I am trying to loop though my users database to show each username in the table in their own row. I can only get it to show one user but loops through this the number of rows there are. Code is below
<?php
require_once ('../login/connection.php');
include ('functions.php');
$query = "SELECT * FROM users";
$results=mysql_query($query);
$row_count=mysql_num_rows($results);
$row_users = mysql_fetch_array($results);
echo "<table>";
for ($i=0; $i<$row_count; $i++)
{
echo "<table><tr><td>".($row_users['email'])."</td></tr>";
}
echo "</table>";
?>
Thanks
mysql_fetch_array fetches a single row - you typically use it in a while loop to eat all the rows in the result set, e.g.
echo "<table>";
while ($row_users = mysql_fetch_array($results)) {
//output a row here
echo "<tr><td>".($row_users['email'])."</td></tr>";
}
echo "</table>";
You're only fetching one row:
$row_users = mysql_fetch_array($results);
You're never calling a fetch again so you're not really looping through anything.

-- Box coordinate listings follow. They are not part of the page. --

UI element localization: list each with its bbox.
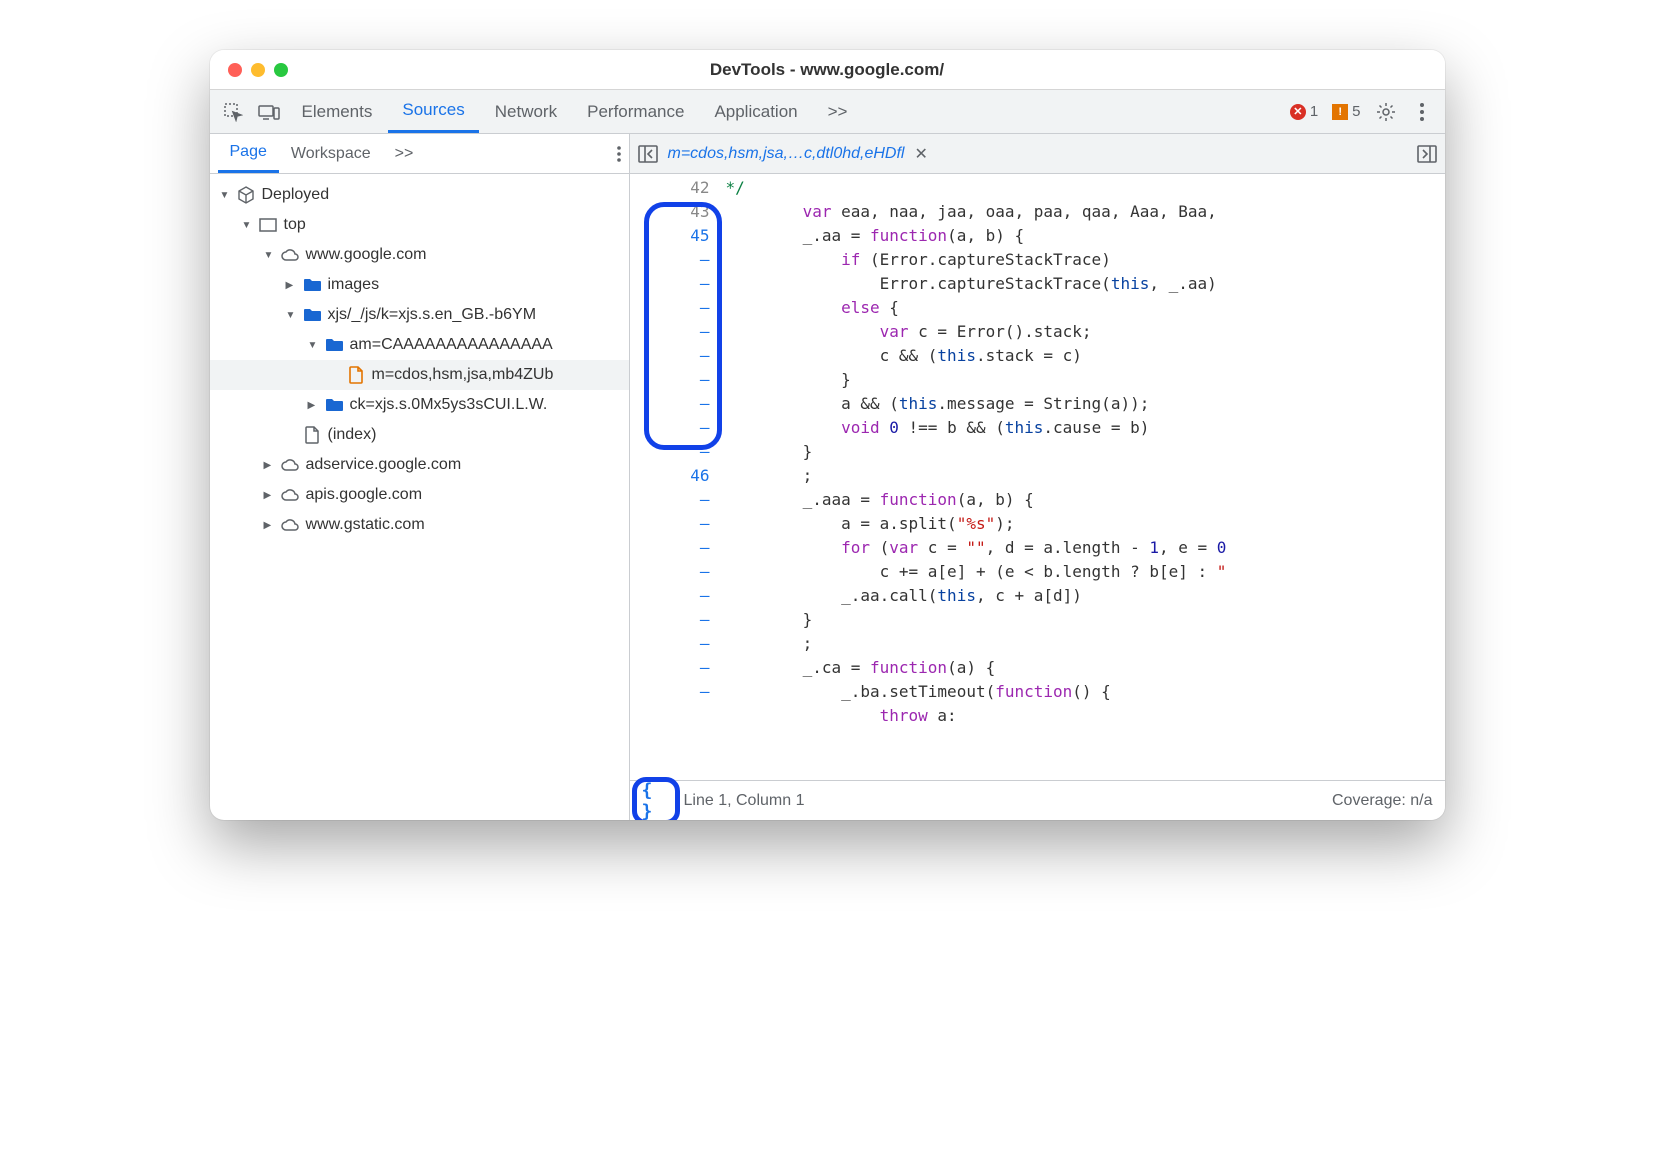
tree-item[interactable]: (index) bbox=[210, 420, 629, 450]
tree-item[interactable]: m=cdos,hsm,jsa,mb4ZUb bbox=[210, 360, 629, 390]
maximize-window[interactable] bbox=[274, 63, 288, 77]
tree-item-label: www.gstatic.com bbox=[306, 516, 425, 534]
folder-blue-icon bbox=[302, 308, 322, 322]
navigator-menu-icon[interactable] bbox=[617, 146, 621, 162]
main-tab-network[interactable]: Network bbox=[481, 90, 571, 133]
navigator-overflow[interactable]: >> bbox=[383, 134, 426, 173]
code-view[interactable]: */ var eaa, naa, jaa, oaa, paa, qaa, Aaa… bbox=[720, 174, 1445, 780]
cloud-icon bbox=[280, 458, 300, 472]
tree-item-label: Deployed bbox=[262, 186, 330, 204]
tree-item[interactable]: ▶www.gstatic.com bbox=[210, 510, 629, 540]
tree-item-label: adservice.google.com bbox=[306, 456, 462, 474]
close-window[interactable] bbox=[228, 63, 242, 77]
tree-item-label: am=CAAAAAAAAAAAAAAA bbox=[350, 336, 553, 354]
toggle-debugger-icon[interactable] bbox=[1417, 145, 1437, 163]
warning-count[interactable]: !5 bbox=[1326, 103, 1366, 120]
more-tabs[interactable]: >> bbox=[814, 90, 862, 133]
main-tabstrip: ElementsSourcesNetworkPerformanceApplica… bbox=[210, 90, 1445, 134]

I'd suggest changing your loop to the following:
echo "<table>";
while ($row = mysql_fetch_array($results)) {
echo "<tr><td>".($row['email'])."</td></tr>";
}
echo "</table>";
The while loop will loop through the results and assign a row to $row, until you run out of rows. Plus no need to deal with getting the count of results at that point. This is the "usual" way to loop through results from a DB in php.
In the new MYSQLI, I use this coding
$query = "SELECT * FROM users";
$results=mysqli_query($con,$query);
$row_count=mysqli_num_rows($results);
echo "<table>";
while ($row = mysqli_fetch_array($results)) {
echo "<tr><td>".($row['id'])."</td></tr>";
}
echo "</table>";
mysqli_query($con,$query);
mysqli_close($con);
Your problem is in this line:
echo "<table><tr><td>".($row_users['email'])."</td></tr>";
You're echoing out a <table> tag again. Remove that so your code looks like this:
echo "<table>";
for ($i=0; $i<$row_count; $i++)
{
echo "<tr><td>".($row_users['email'])."</td></tr>";
}
echo "</table>";
You don't need to output a table within a table the way you're doing it.
$result = mysql_query("SELECT `email` FROM `users`");
$num_emails = mysql_num_rows($result);
echo "<table><caption>There are/is $num_emails email(s)</caption>";
while ($row = mysql_fetch_assoc($result)) {
echo "<tr><td>{$row['email']}</td></tr>";
}
echo '</table>';
Something like that should work.